The landlocked CAR consistently ranks at the bottom of the United Nations’ Human Development Index. Decades of fighting between different armed groups have stunted economic development, despite its rich natural resources. Large deposits of gold, diamonds and uranium have attracted foreign interest, but instability and violence mean few investments have succeeded.
The three murdered men, all freelance journalists, traveled to the CAR as part of a story for an investigative news outlet financed by Mikhail Khodorkovsky, a onetime Russian oligarch turned fierce critic of the Kremlin.

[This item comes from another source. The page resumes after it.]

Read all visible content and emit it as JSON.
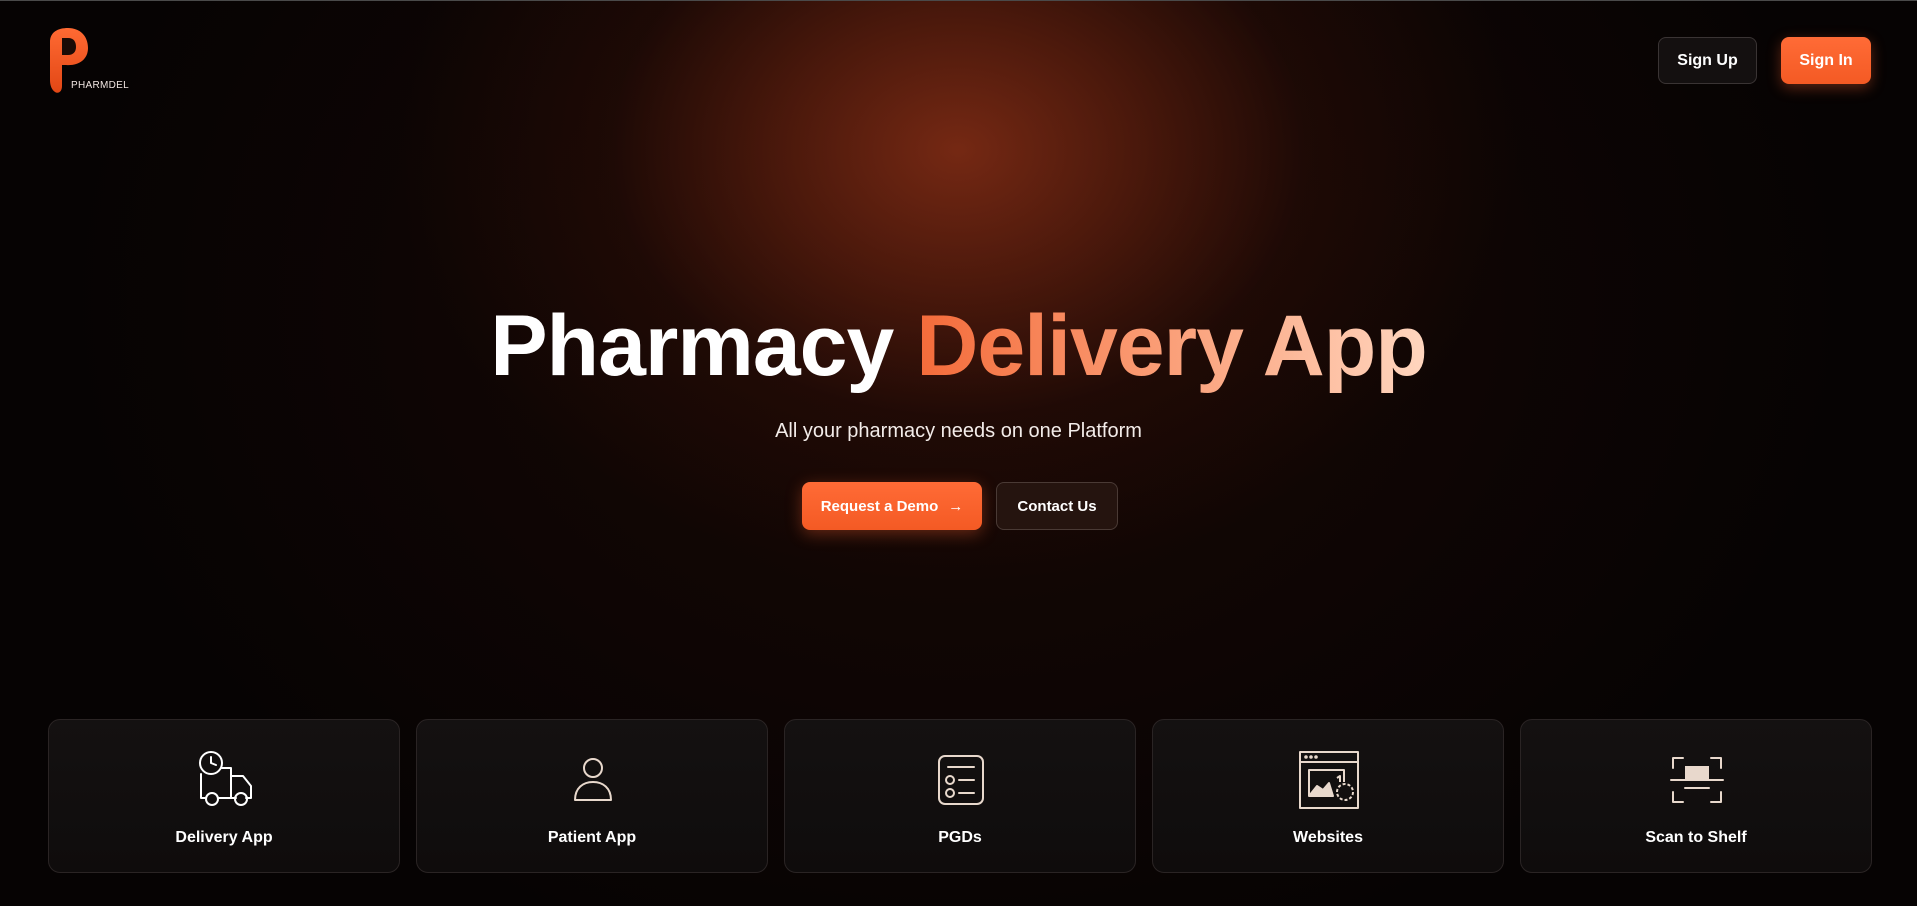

The publication says the reporters’ aim was to visit a gold mine in a rebel-held area they believed was operated by a company owned by Evgeny Prigozhin, a prominent Russian businessman. Prigozhin, known as “Putin’s chef” for owning a company that provides the catering for lavish Kremlin banquets, was indicted in the United States this year for allegedly running an online “troll farm” that aims to sway voters in U.S. elections.

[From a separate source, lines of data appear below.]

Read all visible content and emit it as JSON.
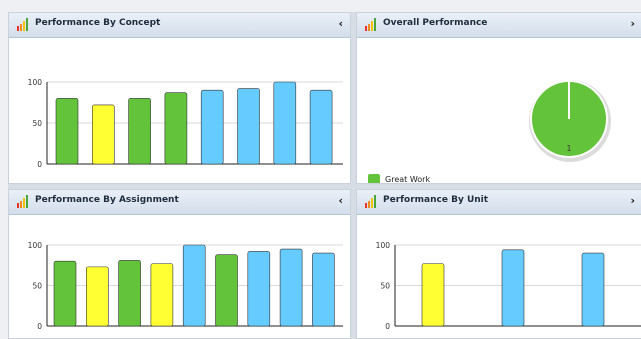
{
  "colors": {
    "green": "#63c33a",
    "yellow": "#ffff33",
    "blue": "#66ccff",
    "gridline": "#d9d9d9",
    "axis": "#222222"
  },
  "panels": {
    "concept": {
      "title": "Performance By Concept",
      "toggle_icon": "chevron-left-icon",
      "toggle": "‹"
    },
    "overall": {
      "title": "Overall Performance",
      "toggle_icon": "chevron-right-icon",
      "toggle": "›",
      "legend_label": "Great Work",
      "pie_label": "1"
    },
    "assignment": {
      "title": "Performance By Assignment",
      "toggle_icon": "chevron-left-icon",
      "toggle": "‹"
    },
    "unit": {
      "title": "Performance By Unit",
      "toggle_icon": "chevron-right-icon",
      "toggle": "›"
    }
  },
  "chart_data": [
    {
      "type": "bar",
      "title": "Performance By Concept",
      "yticks": [
        0,
        50,
        100
      ],
      "ylim": [
        0,
        100
      ],
      "grid": true,
      "values": [
        80,
        72,
        80,
        87,
        90,
        92,
        100,
        90
      ],
      "colors": [
        "green",
        "yellow",
        "green",
        "green",
        "blue",
        "blue",
        "blue",
        "blue"
      ]
    },
    {
      "type": "pie",
      "title": "Overall Performance",
      "legend": [
        "Great Work"
      ],
      "values": [
        1
      ],
      "labels": [
        "1"
      ],
      "colors": [
        "green"
      ]
    },
    {
      "type": "bar",
      "title": "Performance By Assignment",
      "yticks": [
        0,
        50,
        100
      ],
      "ylim": [
        0,
        100
      ],
      "grid": true,
      "values": [
        80,
        73,
        81,
        77,
        100,
        88,
        92,
        95,
        90
      ],
      "colors": [
        "green",
        "yellow",
        "green",
        "yellow",
        "blue",
        "green",
        "blue",
        "blue",
        "blue"
      ]
    },
    {
      "type": "bar",
      "title": "Performance By Unit",
      "yticks": [
        0,
        50,
        100
      ],
      "ylim": [
        0,
        100
      ],
      "grid": true,
      "values": [
        77,
        94,
        90
      ],
      "colors": [
        "yellow",
        "blue",
        "blue"
      ]
    }
  ]
}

Prigozhin told a state news wire at the time that he was “completely not bothered” by the U.S. indictment. “The Americans are really impressionable people. They see what they want to see,” he says. “If they want to see the devil, let them see him.”
He is also reported by independent Russian media to have links to Wagner, the main private military contractor for the Russian army. The Russian military confirmed earlier this year that it sent “civilian instructors” to CAR.
The U.S. Treasury Department said in 2016 that Prigozhin had “extensive business dealings” with the Defense Ministry in Moscow and that a company with “significant ties to him” had a contract to build a military base near the Russia-Ukraine border. Last year, the U.S. Treasury sanctioned Wagner for allegedly sending mercenaries to eastern Ukraine and Syria. Wagner’s men were among more than 100 people whom the Pentagon said died in an airstrike after they advanced on a U.S. base near Deir al-Zor in February. Russian mercenaries in Syria are reported to have secured deals from Damascus to take a cut of proceeds in exchange for capturing rebel-held oil fields — raising suspicions that the CAR may offer something similar.
“It’s a set formula for promoting your strategic interests in foreign countries through private business,” says Ilya Shumanov, deputy head of Transparency International’s Russia branch. “The logic is that you bind the leadership of the country you’re interested in with financial obligations and sort it out through diplomatic and back channels.”
Lewis Mudge, a senior Africa researcher for Human Rights Watch, says: “Everyone in CAR is saying that Wagner is there.” Attempts to contact Prigozhin were unsuccessful. We were unable to contact Wagner as the group’s existence is not officially recognized and it has no public representatives.
Korendyasov, the former ambassador, insists Russia was being singled out for criticism because it is late to the party, when Moscow’s interests are no different from anyone else’s. “The French are very jealous of our presence in the CAR,” he says. “Everyone wants resources in Africa.”